4th Course, they brought out the big guns; Spaten Optimator (Doppelbock/7.6%). I love a good doppelbock, and Optimator is about as good as it gets. This sweet, malty offering is heavy-bodied, and features notes of caramel and licorice. It was a rich, indulgent accompaniment for our main course, the Braised Short Rib with ginger and chive spaetzle. Oh man, this was the good stuff. The short rib was fork tender, and the ginger and chive were a lovely, surprising twist on this traditional German noodle dish.
The 5th and final offering was Spaten’s Dunkel (Munich Dunkel Lager/5.5%). This medium-bodied dunkel is lightly sweet and moderately, complex, with caramel and toffee flavors. If you have never enjoyed a thoughtfully selected beer with dessert, you have been missing out, my friends. The Dunkel paired beautifully with Caramel Roasted Pairs, served with brown butter ice cream. Lighter caramel notes from the beer intensified the richer caramel flavors in this dessert dish, and it really worked.

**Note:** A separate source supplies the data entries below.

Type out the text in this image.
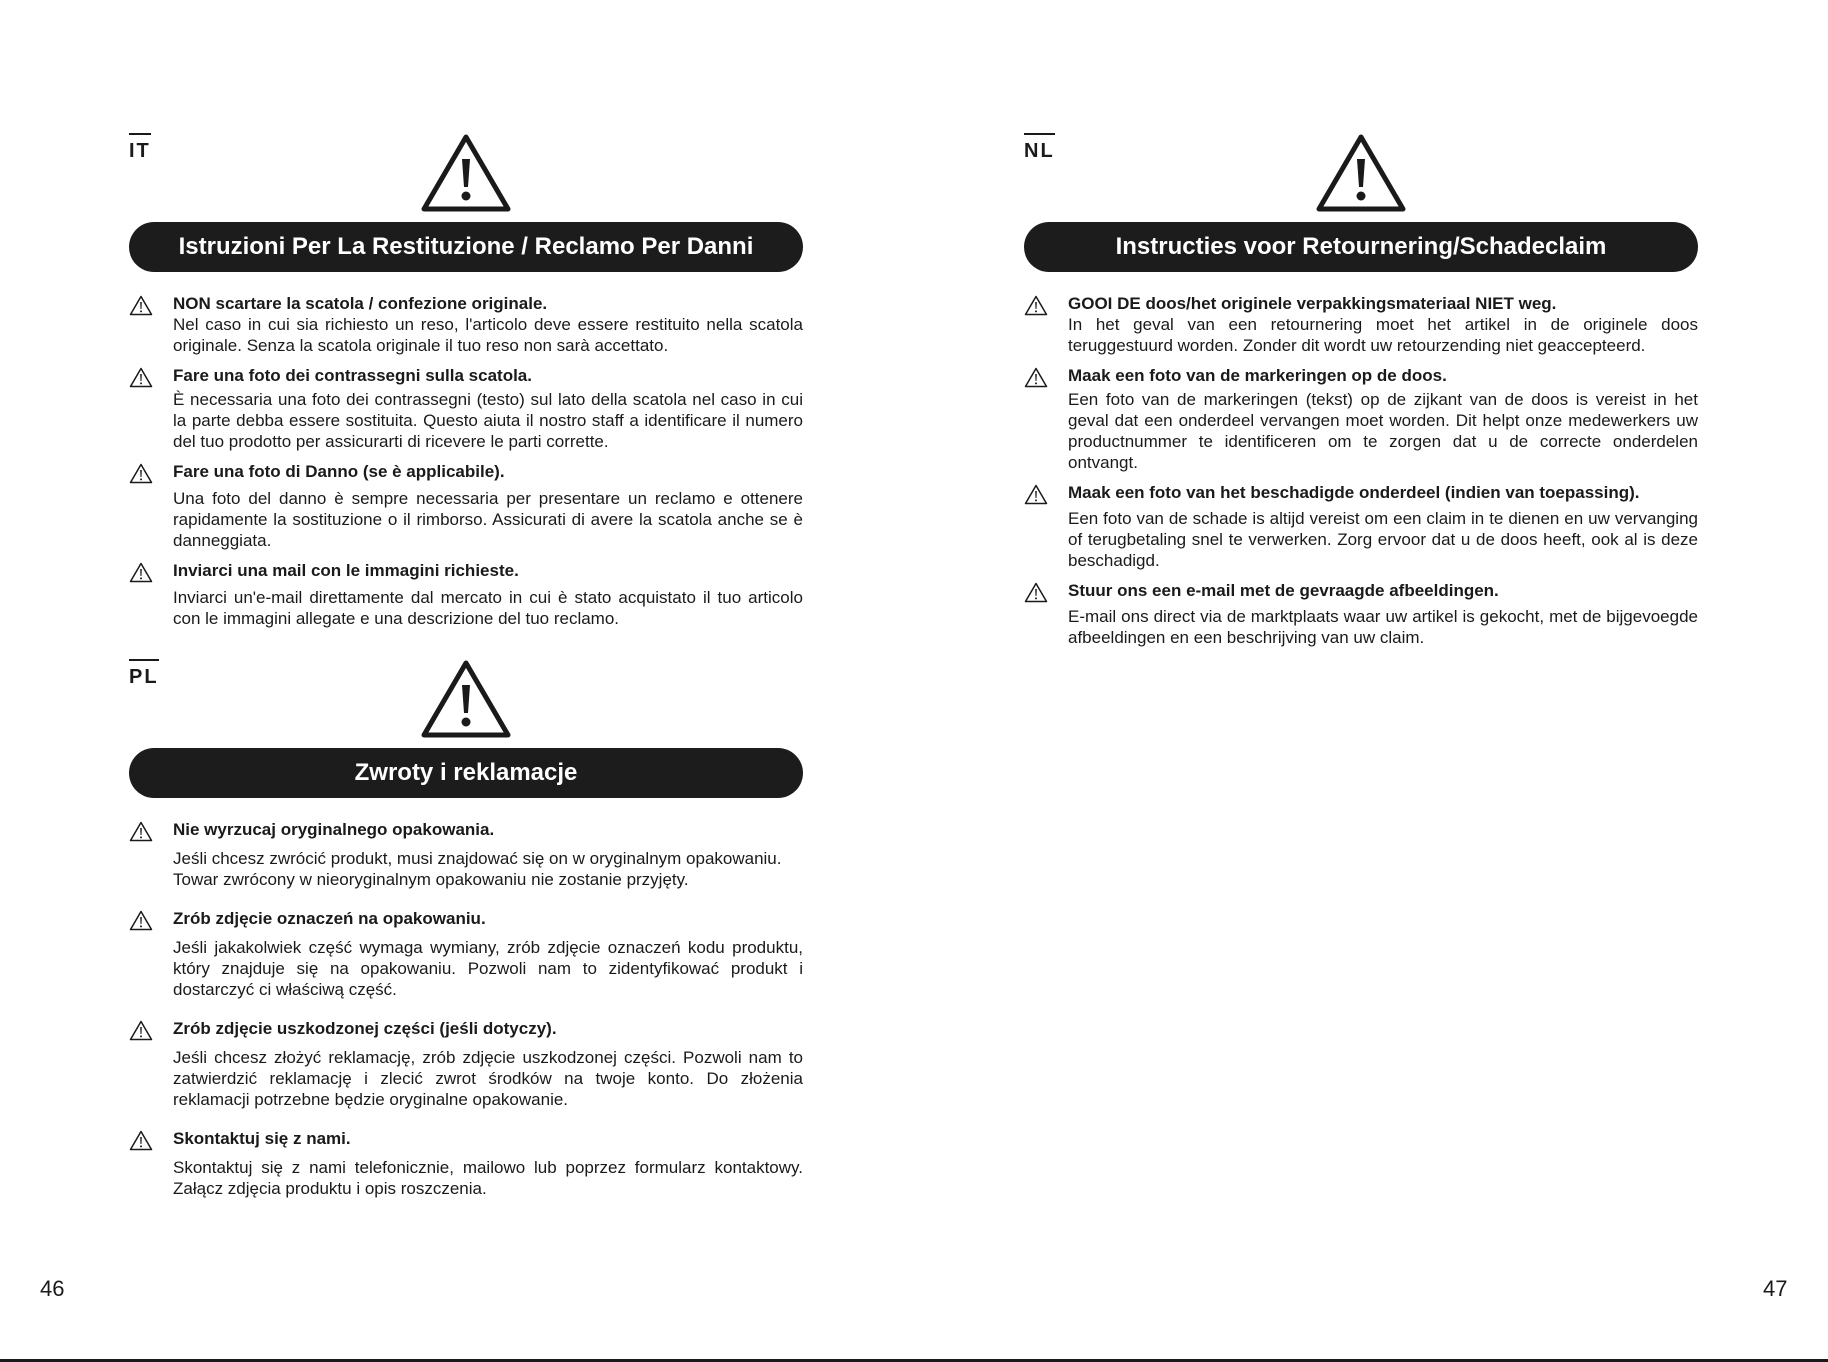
IT
Istruzioni Per La Restituzione / Reclamo Per Danni

NON scartare la scatola / confezione originale.

Nel caso in cui sia richiesto un reso, l'articolo deve essere restituito nella scatola originale. Senza la scatola originale il tuo reso non sarà accettato.

Fare una foto dei contrassegni sulla scatola.

È necessaria una foto dei contrassegni (testo) sul lato della scatola nel caso in cui la parte debba essere sostituita. Questo aiuta il nostro staff a identificare il numero del tuo prodotto per assicurarti di ricevere le parti corrette.

Fare una foto di Danno (se è applicabile).

Una foto del danno è sempre necessaria per presentare un reclamo e ottenere rapidamente la sostituzione o il rimborso. Assicurati di avere la scatola anche se è danneggiata.

Inviarci una mail con le immagini richieste.

Inviarci un'e-mail direttamente dal mercato in cui è stato acquistato il tuo articolo con le immagini allegate e una descrizione del tuo reclamo.

PL
Zwroty i reklamacje

Nie wyrzucaj oryginalnego opakowania.

Jeśli chcesz zwrócić produkt, musi znajdować się on w oryginalnym opakowaniu. Towar zwrócony w nieoryginalnym opakowaniu nie zostanie przyjęty.

Zrób zdjęcie oznaczeń na opakowaniu.

Jeśli jakakolwiek część wymaga wymiany, zrób zdjęcie oznaczeń kodu produktu, który znajduje się na opakowaniu. Pozwoli nam to zidentyfikować produkt i dostarczyć ci właściwą część.

Zrób zdjęcie uszkodzonej części (jeśli dotyczy).

Jeśli chcesz złożyć reklamację, zrób zdjęcie uszkodzonej części. Pozwoli nam to zatwierdzić reklamację i zlecić zwrot środków na twoje konto. Do złożenia reklamacji potrzebne będzie oryginalne opakowanie.

Skontaktuj się z nami.

Skontaktuj się z nami telefonicznie, mailowo lub poprzez formularz kontaktowy. Załącz zdjęcia produktu i opis roszczenia.

NL
Instructies voor Retournering/Schadeclaim

GOOI DE doos/het originele verpakkingsmateriaal NIET weg.

In het geval van een retournering moet het artikel in de originele doos teruggestuurd worden. Zonder dit wordt uw retourzending niet geaccepteerd.

Maak een foto van de markeringen op de doos.

Een foto van de markeringen (tekst) op de zijkant van de doos is vereist in het geval dat een onderdeel vervangen moet worden. Dit helpt onze medewerkers uw productnummer te identificeren om te zorgen dat u de correcte onderdelen ontvangt.

Maak een foto van het beschadigde onderdeel (indien van toepassing).

Een foto van de schade is altijd vereist om een claim in te dienen en uw vervanging of terugbetaling snel te verwerken. Zorg ervoor dat u de doos heeft, ook al is deze beschadigd.

Stuur ons een e-mail met de gevraagde afbeeldingen.

E-mail ons direct via de marktplaats waar uw artikel is gekocht, met de bijgevoegde afbeeldingen en een beschrijving van uw claim.

46	47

Bravo, Cook Hall. Bravo, Spaten.
Cook Hall beer dinners are hosted on a bi-monthly basis. Each 5 course meal includes one full-sized beer, and tasting sizes of four subsequent beers. The cost is $55 per person (tax & gratuities not included)- a great deal! Presently, the next beer dinner is planned for early December (firm date and menu TBD- check back here for updates). Space is limited, so make your reservation ASAP!